Kernel Mode Drivers: A Hidden Danger for All Windows Users
Microsoft is revoking certificates, and Chinese hackers are looking for new loopholes to carry out attacks.
Kernel-mode drivers run at the highest level of privilege in Windows, giving full access to the target machine for hidden persistence, undetectable data filtering, and the ability to terminate virtually any process.
Even if security features are active on a jailbroken device, a kernel-mode driver can interfere with security features, disable advanced security features, or perform targeted configuration changes to avoid detection.
Back in Windows Vista, Microsoft made policy changes to restrict the loading of Windows kernel-mode drivers into the operating system, requiring developers to submit new drivers for review and sign them through the Microsoft Developer Portal.
However, to prevent problems with older applications, Microsoft introduced certain exceptions that allowed older kernel-mode drivers to continue loading. Among these exceptions:
- The computer was upgraded from an earlier version of Windows to Windows 10 version 1607.
- Secure Boot (secure boot) is disabled in BIOS.
- The drivers were signed with an end-entity certificate issued prior to July 29, 2015 that is linked to a supported, cross-signed CA.

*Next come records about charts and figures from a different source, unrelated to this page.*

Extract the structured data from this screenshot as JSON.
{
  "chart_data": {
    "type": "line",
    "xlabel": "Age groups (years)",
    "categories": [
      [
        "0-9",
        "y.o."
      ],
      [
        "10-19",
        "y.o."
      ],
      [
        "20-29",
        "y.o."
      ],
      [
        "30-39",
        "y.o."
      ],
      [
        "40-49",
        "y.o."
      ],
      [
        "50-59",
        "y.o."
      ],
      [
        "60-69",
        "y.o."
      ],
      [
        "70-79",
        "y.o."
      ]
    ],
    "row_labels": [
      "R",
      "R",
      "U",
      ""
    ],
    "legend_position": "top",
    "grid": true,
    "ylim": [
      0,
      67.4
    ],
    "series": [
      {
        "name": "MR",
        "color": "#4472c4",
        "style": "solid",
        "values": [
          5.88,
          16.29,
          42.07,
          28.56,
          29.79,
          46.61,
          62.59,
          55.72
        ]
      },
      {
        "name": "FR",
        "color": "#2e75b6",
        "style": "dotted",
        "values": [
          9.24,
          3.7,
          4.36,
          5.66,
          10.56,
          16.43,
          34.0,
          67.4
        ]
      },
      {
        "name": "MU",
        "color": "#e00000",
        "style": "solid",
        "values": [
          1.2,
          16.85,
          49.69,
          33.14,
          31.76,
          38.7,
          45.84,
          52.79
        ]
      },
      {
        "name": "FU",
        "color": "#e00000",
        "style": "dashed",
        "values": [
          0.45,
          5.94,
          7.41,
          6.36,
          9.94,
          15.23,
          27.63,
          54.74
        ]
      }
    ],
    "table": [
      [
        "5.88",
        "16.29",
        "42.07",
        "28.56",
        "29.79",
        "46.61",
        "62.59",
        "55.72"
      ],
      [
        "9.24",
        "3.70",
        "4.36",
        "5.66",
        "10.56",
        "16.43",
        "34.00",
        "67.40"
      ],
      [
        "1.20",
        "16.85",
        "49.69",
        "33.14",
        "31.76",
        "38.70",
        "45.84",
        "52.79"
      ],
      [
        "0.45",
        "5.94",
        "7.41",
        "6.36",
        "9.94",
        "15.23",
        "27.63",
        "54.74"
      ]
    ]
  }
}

IN yesterday’s report Cisco Talos explains that Chinese attackers use the last exception from the list above, using two open source tools “HookSignTool” and “FuckCertVerify” to change the time of signing malicious drivers to any date before July 29, 2015.
By changing the signing date, hackers can use older, unrevoked certificates to sign their drivers and load them into Windows for privilege escalation.
HookSignTool is a feature-packed tool released in 2019 on a Chinese software hacking forum using Windows Hooking. API along with a legitimate signing tool to perform the signing of a malicious driver.
The tool uses the library Microsoft Detours to intercept and monitor Win32 API calls and a custom implementation of the “CertVerifyTimeValidity” function named “NewCertVerifyTimeValidity” needed to check the time.
HackSignTool requires a “JemmyLoveJenny EV Root CA Certificate” to sign driver files with a backdated timestamp, which is available through the tool’s author’s website.
However, the use of this certificate leaves artifacts in the fake signature, allowing drivers signed with the HookSignTool to be identified.
FuckCertVerify is another tool used by attackers to change signature timestamps of malicious kernel-mode drivers that has appeared on GitHub in December 2018 as a game hack tool.
“FuckCertVerifyTimeValidity works similarly to HookSignTool in that it uses the Microsoft Detours package to hook into the “CertVerifyTimeValidity” API call and sets the timestamp to the selected date,” explains Cisco Talos.
“But unlike HookSignTool, FuckCertVerifyTimeValidity leaves no artifacts in the binary it signs, making it very difficult to determine when this tool was used,” the researchers added.
Both tools require an unrevoked code signing certificate issued before July 29, 2015, when Microsoft introduced the policy change, and the corresponding private key and password.
Cisco researchers have found more than a dozen such certificates in GitHub repositories and Chinese forums that can be used in conjunction with these tools.
Microsoft quickly took action and has already revoked the certificates used by the attackers, as well as suspending the accounts of developers who abuse this loophole in Windows policy.
In addition, Microsoft has also implemented the appropriate detection tools in the branded Microsoft Defender (1.391.3822.0 and later) to protect customers from malicious drivers with a fake signature.
Reportedly, Microsoft does not classify this abuse as a vulnerability, and therefore did not assign a separate CVE identifier to it. Meanwhile, a Sophos report yesterday said that researchers have uncovered more than a hundred malicious kernel-mode drivers used as “EDR killers” to kill security software normally protected from user-mode programs.
While the certificates discovered by the aforementioned companies have now been revoked, the risk still exists as other similar certificates can still be found on the Internet, which could allow cybercriminals to continue to abuse this Windows policy loophole.